Multi-locus analysis is computationally intensive and is therefore limited by computing capabilities. HFCC is a relatively fast algorithm considering the huge number of computations it performs. The dataset analyzed in this study consists of 396,591 genetic markers, which results in 78.6 × 109 two-locus marker combinations. Nine genetic models were tested in the current study, resulting in a total of 708 × 109 statistical tests. Moreover, these tests may be carried out in as many as three case-control replication groups, and also in as many as three control-control noise-filter groups, so the computing task is staggering. HFCC is programmed to take advantage of computer resources by dividing the computing task into processes which can migrate to the available CPUs in a computer server or cluster.
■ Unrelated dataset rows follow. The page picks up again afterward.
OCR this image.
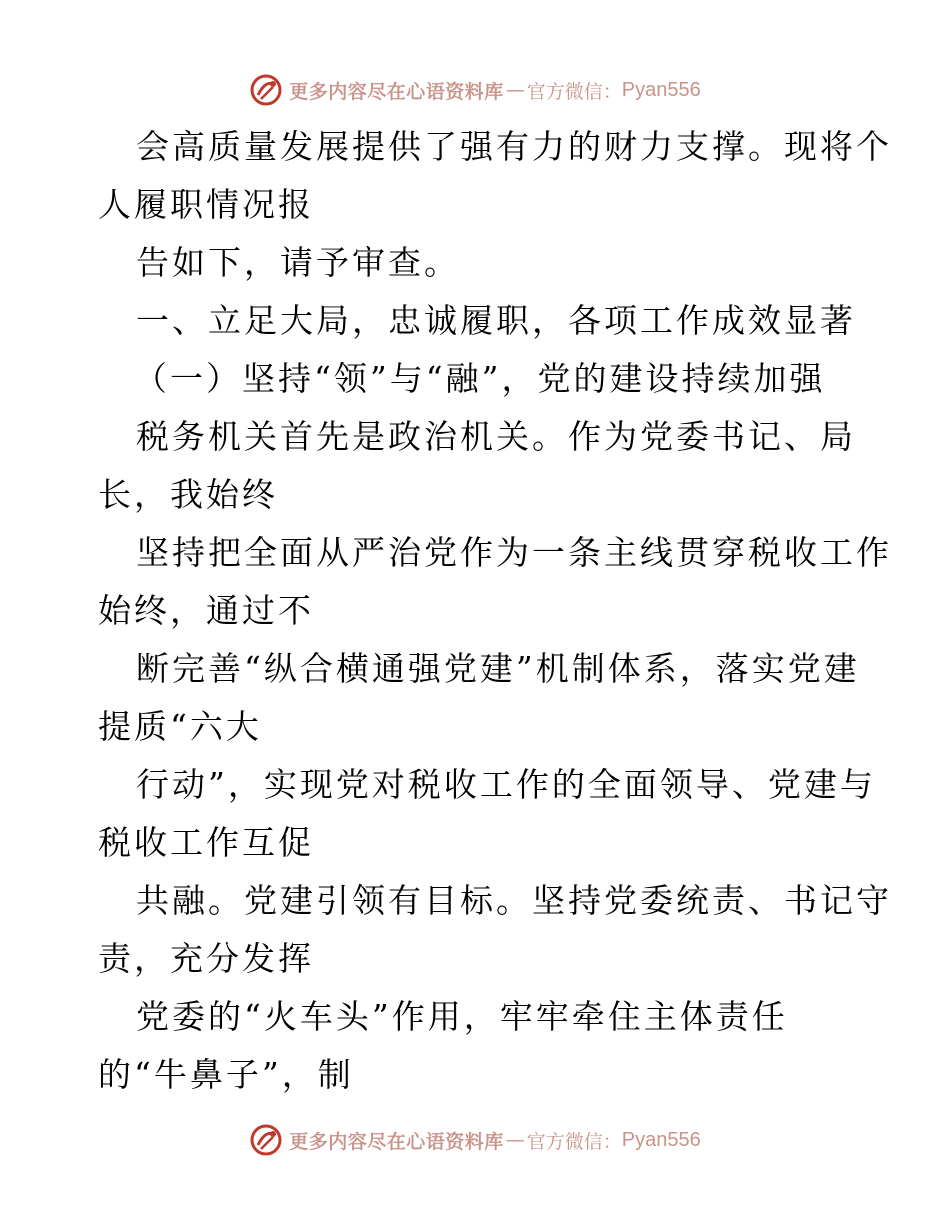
更多内容尽在心语资料库 — 官方微信： Pyan556
会高质量发展提供了强有力的财力支撑。现将个
人履职情况报
告如下，请予审查。
一、立足大局，忠诚履职，各项工作成效显著
（一）坚持“领”与“融”，党的建设持续加强
税务机关首先是政治机关。作为党委书记、局
长，我始终
坚持把全面从严治党作为一条主线贯穿税收工作
始终，通过不
断完善“纵合横通强党建”机制体系，落实党建
提质“六大
行动”，实现党对税收工作的全面领导、党建与
税收工作互促
共融。党建引领有目标。坚持党委统责、书记守
责，充分发挥
党委的“火车头”作用，牢牢牵住主体责任
的“牛鼻子”，制
更多内容尽在心语资料库 — 官方微信： Pyan556
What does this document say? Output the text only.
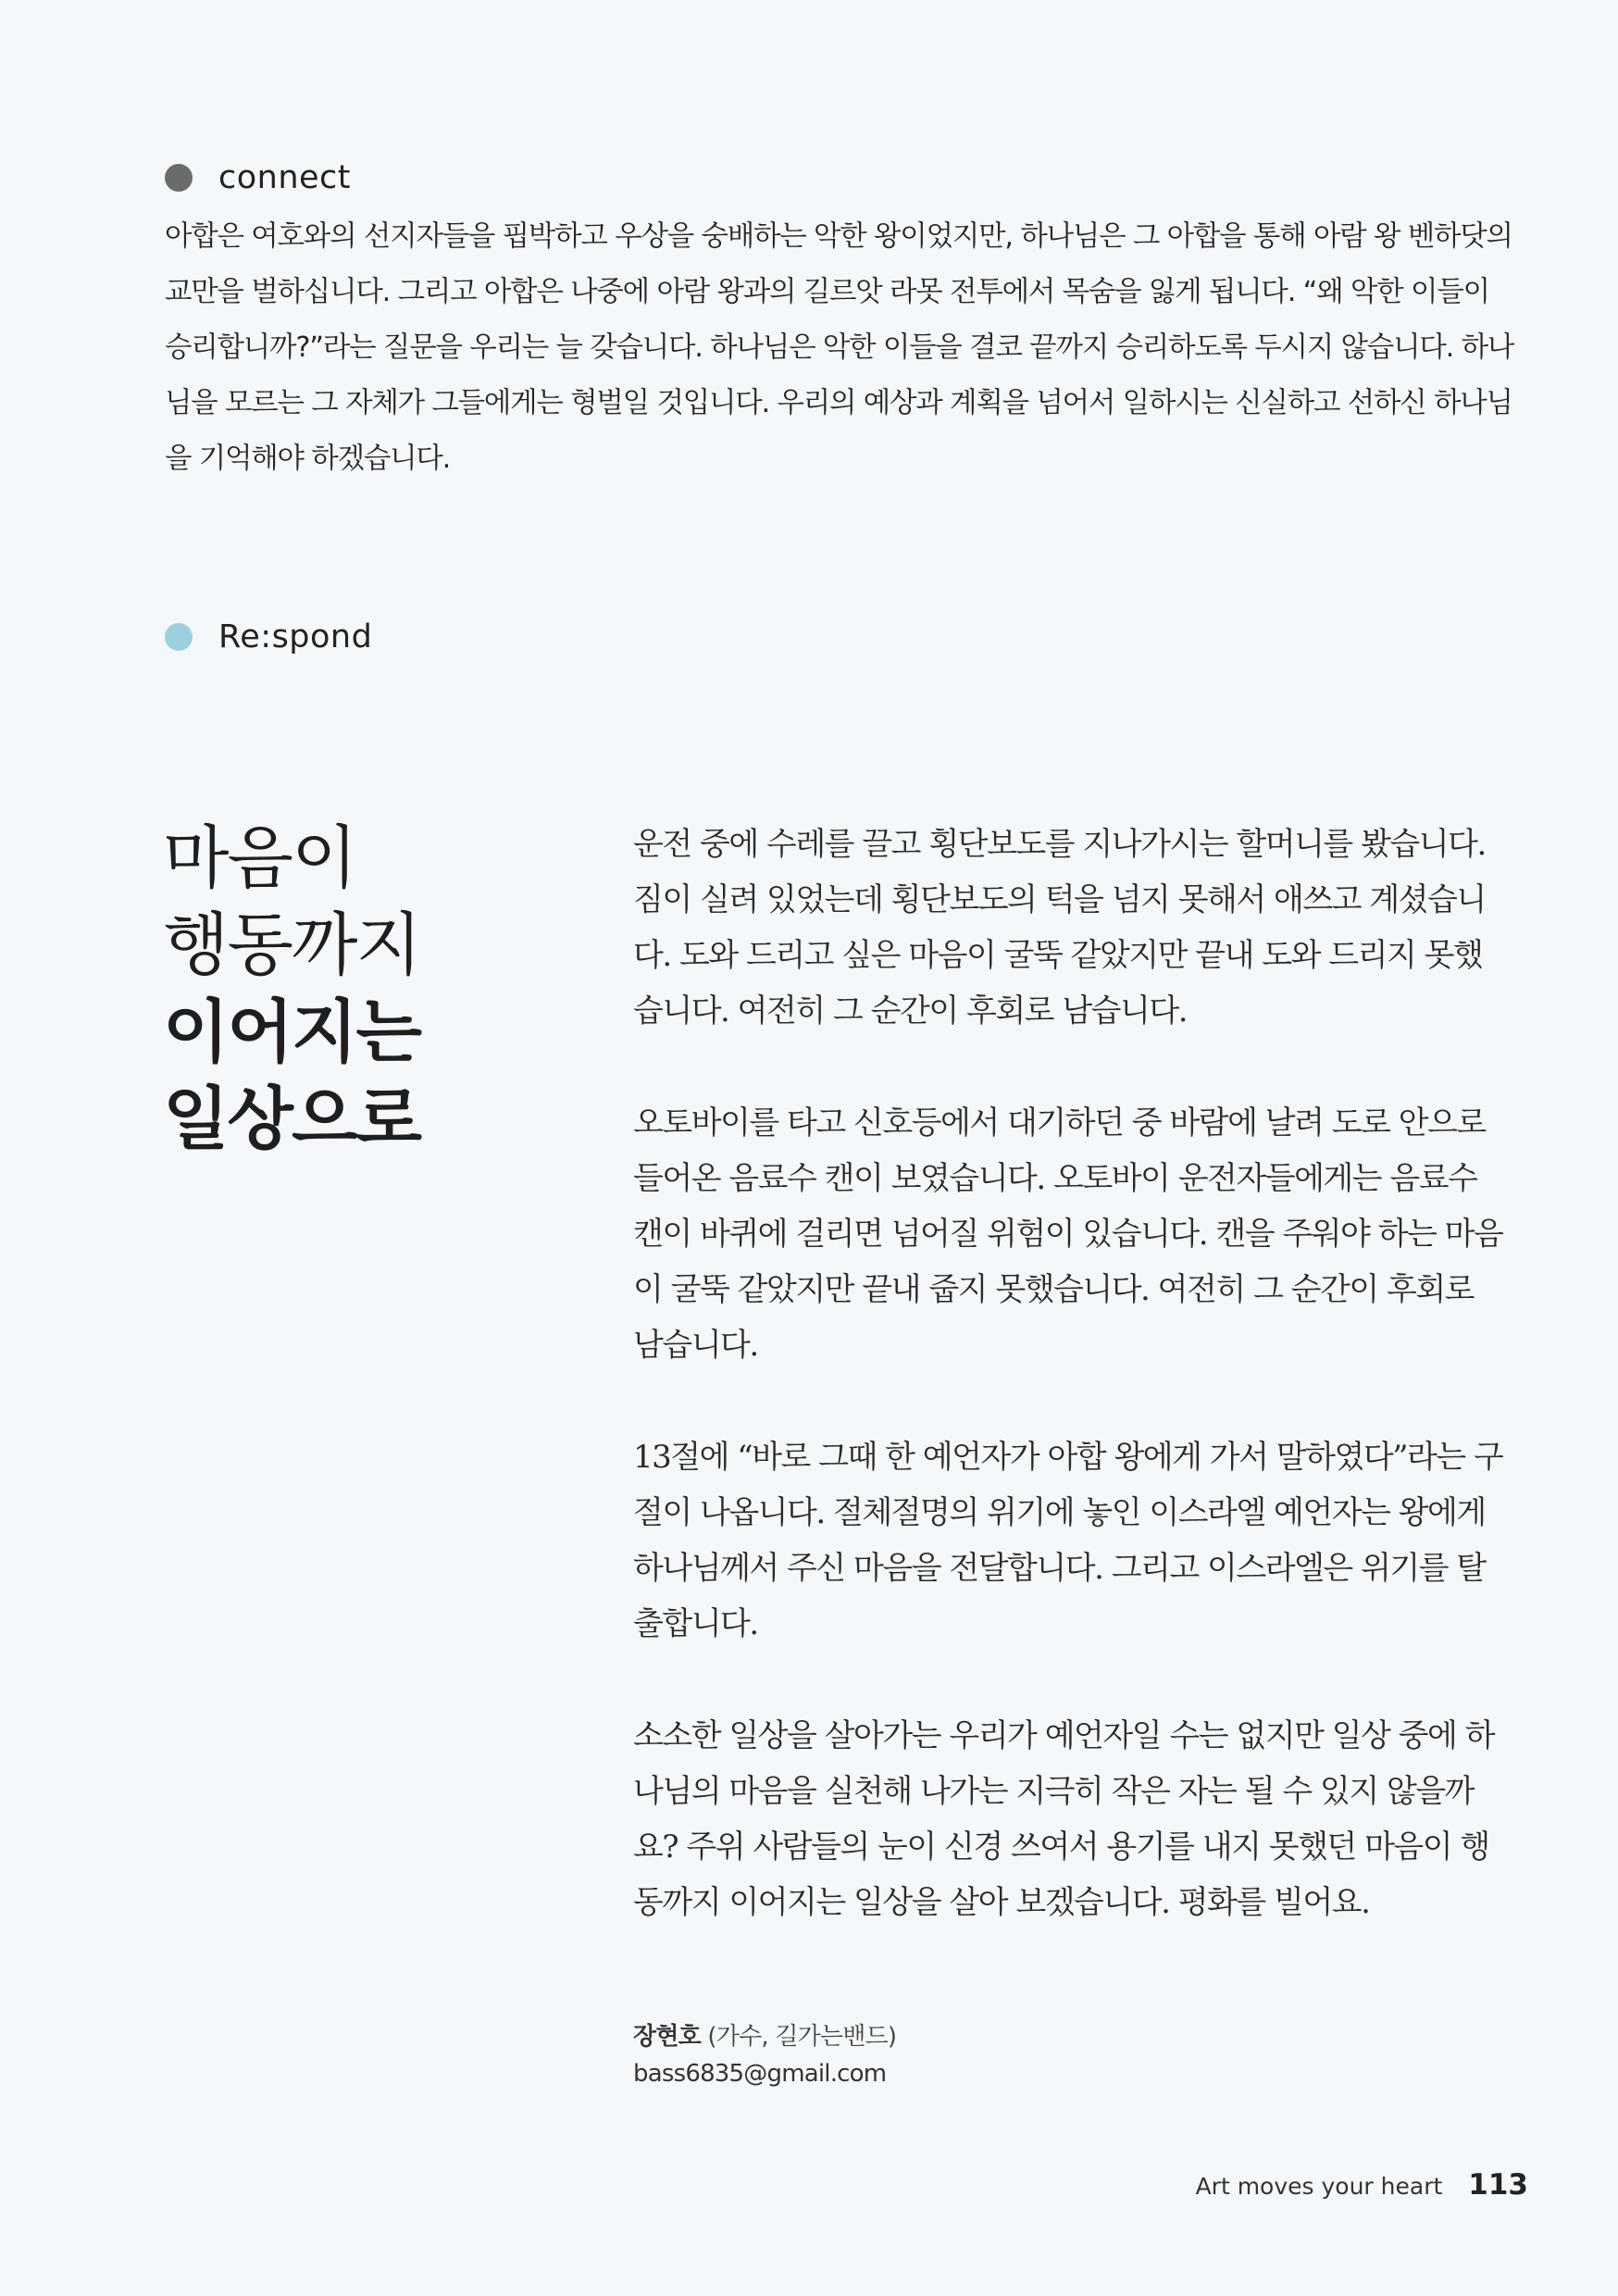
connect

아합은 여호와의 선지자들을 핍박하고 우상을 숭배하는 악한 왕이었지만, 하나님은 그 아합을 통해 아람 왕 벤하닷의 교만을 벌하십니다. 그리고 아합은 나중에 아람 왕과의 길르앗 라못 전투에서 목숨을 잃게 됩니다. “왜 악한 이들이 승리합니까?”라는 질문을 우리는 늘 갖습니다. 하나님은 악한 이들을 결코 끝까지 승리하도록 두시지 않습니다. 하나님을 모르는 그 자체가 그들에게는 형벌일 것입니다. 우리의 예상과 계획을 넘어서 일하시는 신실하고 선하신 하나님을 기억해야 하겠습니다.

Re:spond
마음이
행동까지
이어지는
일상으로

운전 중에 수레를 끌고 횡단보도를 지나가시는 할머니를 봤습니다. 짐이 실려 있었는데 횡단보도의 턱을 넘지 못해서 애쓰고 계셨습니다. 도와 드리고 싶은 마음이 굴뚝 같았지만 끝내 도와 드리지 못했습니다. 여전히 그 순간이 후회로 남습니다.

오토바이를 타고 신호등에서 대기하던 중 바람에 날려 도로 안으로 들어온 음료수 캔이 보였습니다. 오토바이 운전자들에게는 음료수 캔이 바퀴에 걸리면 넘어질 위험이 있습니다. 캔을 주워야 하는 마음이 굴뚝 같았지만 끝내 줍지 못했습니다. 여전히 그 순간이 후회로 남습니다.

13절에 “바로 그때 한 예언자가 아합 왕에게 가서 말하였다”라는 구절이 나옵니다. 절체절명의 위기에 놓인 이스라엘 예언자는 왕에게 하나님께서 주신 마음을 전달합니다. 그리고 이스라엘은 위기를 탈출합니다.

소소한 일상을 살아가는 우리가 예언자일 수는 없지만 일상 중에 하나님의 마음을 실천해 나가는 지극히 작은 자는 될 수 있지 않을까요? 주위 사람들의 눈이 신경 쓰여서 용기를 내지 못했던 마음이 행동까지 이어지는 일상을 살아 보겠습니다. 평화를 빌어요.

장현호 (가수, 길가는밴드)
bass6835@gmail.com
Art moves your heart 113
For the current analysis, we employed a computer cluster consisting of twelve 3.2 GHz CPUs, which was able to carry out the full genome-wide analysis in approximately 5 days.
Another computational complication for multi-locus analysis is related to RAM memory. The data matrices need to be loaded onto memory to speed computations, and therefore a limitation exists for the analysis of very large datasets (millions of genetic markers or several thousands of subjects) where RAM memory is rapidly exhausted. This limitation, however, can be solved with parallel processing techniques (MPI like), such as dividing the data matrices into smaller subsets which are distributed around the computer network.
HFCC can perform more complex multi-locus analysis (3-locus, 4-locus, etc.), but the number of computations grows exponentially with the number of interacting markers, and the analysis becomes dependent on computing resources and time limitations. Depending on these resources, genome-wide three- or four-locus analysis may require a two-stage strategy, where some markers are selected first by single-locus analysis, and then employed to guide the multi-locus testing . Our exhaustive two-locus genome-wide analysis of a Parkinson's disease dataset reveals that pure epistatic effects, as defined here, are rare (0.01% of the preliminary results). Therefore, a two-stage strategy for multi-locus analysis may be a more economical analysis with minimal information loss. This statement assumes that we had power to detect these epistatic effects, that more complex interactions behave as two-locus ones, and that Parkinson's disease is representative of other diseases. Our results suggest the use of a conditional two-stage strategy, where a liberal single-locus threshold is first used to select loci with marginal effects, and then these markers are used against the full panel for multi-locus analysis. This conclusion is similar to some previous suggestions [5, 19] but not all , confirming that a liberal single-locus cut-off (i.e., p < .05) greatly reduces the computational task while minimizing the probability of discarding potential epistatic loci.
It is also important to note that linkage disequilibrium (LD) is unaccounted for in our analyses. LD reflects an association among markers and therefore can affect the results of some tests. For example, it can produce a significant case-only chi-squared test. Nonetheless, HFCC's algorithm and analysis filters seem to prevent this bias. In the case where one marker is associated with several markers in LD, these results are detected in the last stage of marker selection.